US Winter Tire Sales Dropped 26 Percent in 2017
Feb. 12, 2018—Tire sales in U.S. retail stores fell 5.6 percent in 2017, with winter tire sales falling 26 percent, according to the first findings from the data analytics firm GfK Group, Tire Business reports.
These results represent the first findings from GfK's newly formed point-of-sale (POS) tracking panel to create a distribution channel for U.S. replacement tires that is statistically sound and helps reduce back orders.
"At a time of huge change—from consolidation, e-commerce, and other factors—a consistent view of the independent tire channel is essential to making smart, fact-based decisions," said Neil Portnoy, managing director of POS tracking for GfK in North America.
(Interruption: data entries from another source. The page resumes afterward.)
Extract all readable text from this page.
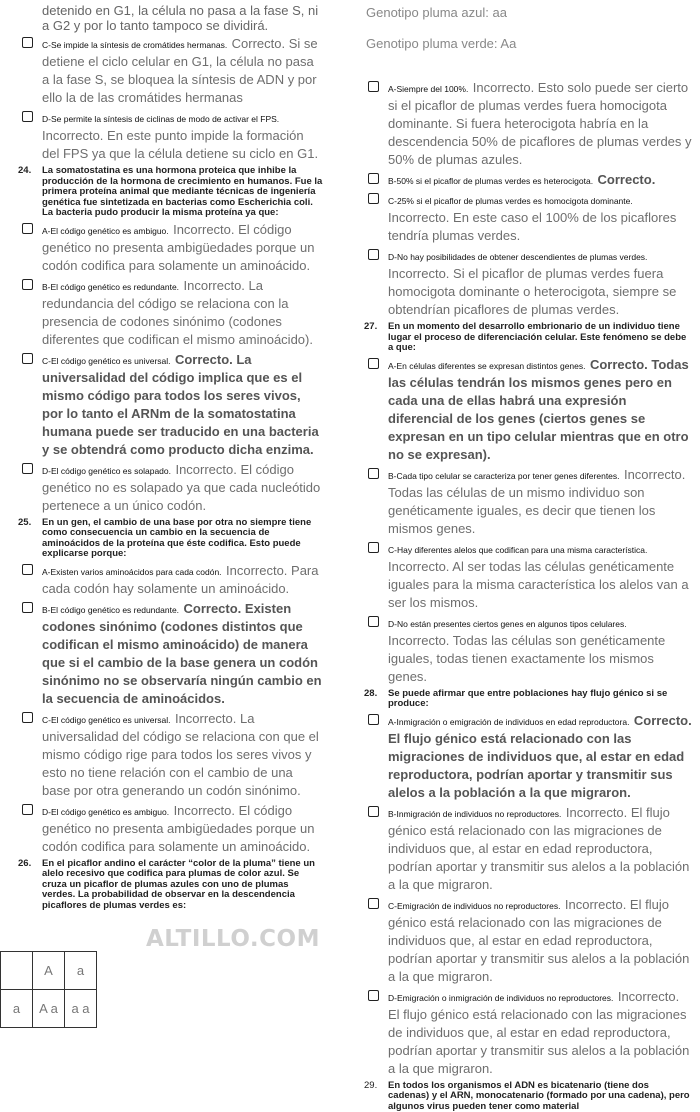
detenido en G1, la célula no pasa a la fase S, ni a G2 y por lo tanto tampoco se dividirá.
C-Se impide la síntesis de cromátides hermanas. Correcto. Si se detiene el ciclo celular en G1, la célula no pasa a la fase S, se bloquea la síntesis de ADN y por ello la de las cromátides hermanas
D-Se permite la síntesis de ciclinas de modo de activar el FPS. Incorrecto. En este punto impide la formación del FPS ya que la célula detiene su ciclo en G1.
24.	La somatostatina es una hormona proteica que inhibe la producción de la hormona de crecimiento en humanos. Fue la primera proteína animal que mediante técnicas de ingeniería genética fue sintetizada en bacterias como Escherichia coli. La bacteria pudo producir la misma proteína ya que:
A-El código genético es ambiguo. Incorrecto. El código genético no presenta ambigüedades porque un codón codifica para solamente un aminoácido.
B-El código genético es redundante. Incorrecto. La redundancia del código se relaciona con la presencia de codones sinónimo (codones diferentes que codifican el mismo aminoácido).
C-El código genético es universal. Correcto. La universalidad del código implica que es el mismo código para todos los seres vivos, por lo tanto el ARNm de la somatostatina humana puede ser traducido en una bacteria y se obtendrá como producto dicha enzima.
D-El código genético es solapado. Incorrecto. El código genético no es solapado ya que cada nucleótido pertenece a un único codón.
25.	En un gen, el cambio de una base por otra no siempre tiene como consecuencia un cambio en la secuencia de aminoácidos de la proteína que éste codifica. Esto puede explicarse porque:
A-Existen varios aminoácidos para cada codón. Incorrecto. Para cada codón hay solamente un aminoácido.
B-El código genético es redundante. Correcto. Existen codones sinónimo (codones distintos que codifican el mismo aminoácido) de manera que si el cambio de la base genera un codón sinónimo no se observaría ningún cambio en la secuencia de aminoácidos.
C-El código genético es universal. Incorrecto. La universalidad del código se relaciona con que el mismo código rige para todos los seres vivos y esto no tiene relación con el cambio de una base por otra generando un codón sinónimo.
D-El código genético es ambiguo. Incorrecto. El código genético no presenta ambigüedades porque un codón codifica para solamente un aminoácido.
26.	En el picaflor andino el carácter “color de la pluma” tiene un alelo recesivo que codifica para plumas de color azul. Se cruza un picaflor de plumas azules con uno de plumas verdes. La probabilidad de observar en la descendencia picaflores de plumas verdes es:
ALTILLO.COM
	A	a
a	A a	a a
Genotipo pluma azul: aa
Genotipo pluma verde: Aa
A-Siempre del 100%. Incorrecto. Esto solo puede ser cierto si el picaflor de plumas verdes fuera homocigota dominante. Si fuera heterocigota habría en la descendencia 50% de picaflores de plumas verdes y 50% de plumas azules.
B-50% si el picaflor de plumas verdes es heterocigota. Correcto.
C-25% si el picaflor de plumas verdes es homocigota dominante. Incorrecto. En este caso el 100% de los picaflores tendría plumas verdes.
D-No hay posibilidades de obtener descendientes de plumas verdes. Incorrecto. Si el picaflor de plumas verdes fuera homocigota dominante o heterocigota, siempre se obtendrían picaflores de plumas verdes.
27.	En un momento del desarrollo embrionario de un individuo tiene lugar el proceso de diferenciación celular. Este fenómeno se debe a que:
A-En células diferentes se expresan distintos genes. Correcto. Todas las células tendrán los mismos genes pero en cada una de ellas habrá una expresión diferencial de los genes (ciertos genes se expresan en un tipo celular mientras que en otro no se expresan).
B-Cada tipo celular se caracteriza por tener genes diferentes. Incorrecto. Todas las células de un mismo individuo son genéticamente iguales, es decir que tienen los mismos genes.
C-Hay diferentes alelos que codifican para una misma característica. Incorrecto. Al ser todas las células genéticamente iguales para la misma característica los alelos van a ser los mismos.
D-No están presentes ciertos genes en algunos tipos celulares. Incorrecto. Todas las células son genéticamente iguales, todas tienen exactamente los mismos genes.
28.	Se puede afirmar que entre poblaciones hay flujo génico si se produce:
A-Inmigración o emigración de individuos en edad reproductora. Correcto. El flujo génico está relacionado con las migraciones de individuos que, al estar en edad reproductora, podrían aportar y transmitir sus alelos a la población a la que migraron.
B-Inmigración de individuos no reproductores. Incorrecto. El flujo génico está relacionado con las migraciones de individuos que, al estar en edad reproductora, podrían aportar y transmitir sus alelos a la población a la que migraron.
C-Emigración de individuos no reproductores. Incorrecto. El flujo génico está relacionado con las migraciones de individuos que, al estar en edad reproductora, podrían aportar y transmitir sus alelos a la población a la que migraron.
D-Emigración o inmigración de individuos no reproductores. Incorrecto. El flujo génico está relacionado con las migraciones de individuos que, al estar en edad reproductora, podrían aportar y transmitir sus alelos a la población a la que migraron.
29.	En todos los organismos el ADN es bicatenario (tiene dos cadenas) y el ARN, monocatenario (formado por una cadena), pero algunos virus pueden tener como material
The independent tire channel sold more than 137 million tires in 2017, according to the panel's data. The average selling price per tire was $135.31, up $1.21 from 2016.
The GfK panel also found the following data:
- The average tire dealer sold 387 tires per shop per month in 2017, down 22 tires from 2016.
- Budget brand sales decreased 6.7 percent in 2017 from 2016, with an average 2017 sale price of $98.
- Sales of wheels larger than 18 inches in rim diameter increased 6.8 percent in 2017, while sales of rims smaller than 17 inches declined 9.2 percent.